One way WMS teachers help empower students to learn and foster their love of learning is to allow them freedom of choice. For our middle schoolers, this freedom of choice also extends to shaping parts of their curriculum. This year, they have chosen movement as the theme for their social studies curriculum.
They began the school year by brainstorming possible social studies themes in small groups, which produced a "hodge podge of ideas," said lead teacher Mandy Balanetsky. However, one student suggested many of the ideas the students proposed could be captured under the umbrella of "movement," representing both physical movement (like immigration) and political or social movements (like civil rights).
"We pulled ideas from the list that fit into the movement theme, and the students ordered them from what they were most interested in to what they were least interested in," Mandy explained.
Mandy guided the students as they structured their curriculum to ensure they could support their studies through expeditionary learning trips.
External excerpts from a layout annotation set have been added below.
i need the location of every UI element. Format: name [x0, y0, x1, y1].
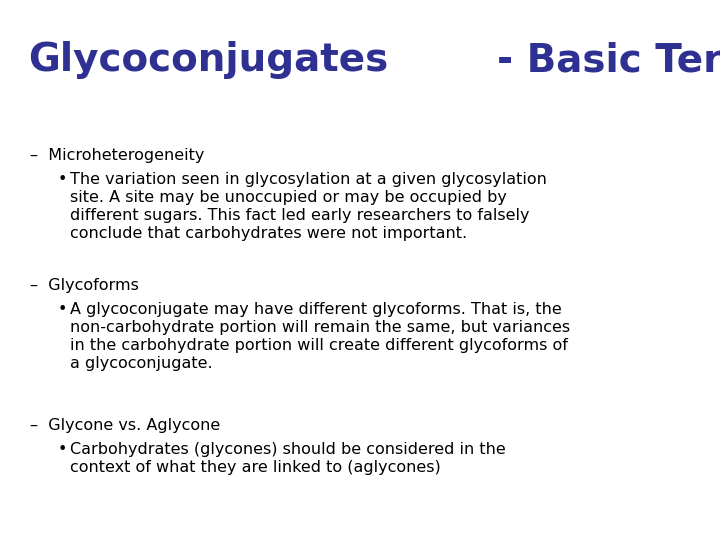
Text: Glycoconjugates: Glycoconjugates: [28, 41, 388, 79]
Text: –  Microheterogeneity: – Microheterogeneity: [30, 148, 204, 163]
Text: - Basic Terms: - Basic Terms: [497, 41, 720, 79]
Text: •: •: [58, 172, 68, 187]
Text: •: •: [58, 442, 68, 457]
Text: The variation seen in glycosylation at a given glycosylation
site. A site may be: The variation seen in glycosylation at a…: [70, 172, 547, 241]
Text: –  Glycoforms: – Glycoforms: [30, 278, 139, 293]
Text: Carbohydrates (glycones) should be considered in the
context of what they are li: Carbohydrates (glycones) should be consi…: [70, 442, 505, 475]
Text: –  Glycone vs. Aglycone: – Glycone vs. Aglycone: [30, 418, 220, 433]
Text: A glycoconjugate may have different glycoforms. That is, the
non-carbohydrate po: A glycoconjugate may have different glyc…: [70, 302, 570, 371]
Text: •: •: [58, 302, 68, 317]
To kick off their movement studies, the middle school students are studying the first two waves of U.S. immigration. They recently visited the Historical Society of Pennsylvania in Philadelphia to look at primary sources from these first waves of immigration, and will return later in the school year to examine documents from the third and fourth waves. In March, the middle-schoolers will continue their studies on immigration in New York City, where they will visit the Tenement Museum, Ellis Island and the Museum at Eldridge Street.
In addition to immigration, they plan to study various political and social movements, including the women's rights movement and the California gold rush. They will visit the National Liberty Museum in Philadelphia for a program about the farm workers' movement and the Freedom Riders civil rights activists. They will also visit the National Museum of Women in the Arts in Washington, D.C., and the Delaware Historical Society for a program about citizen activism. At the end of the school year, each middle-schooler will do an independent project on a movement of his or her choice.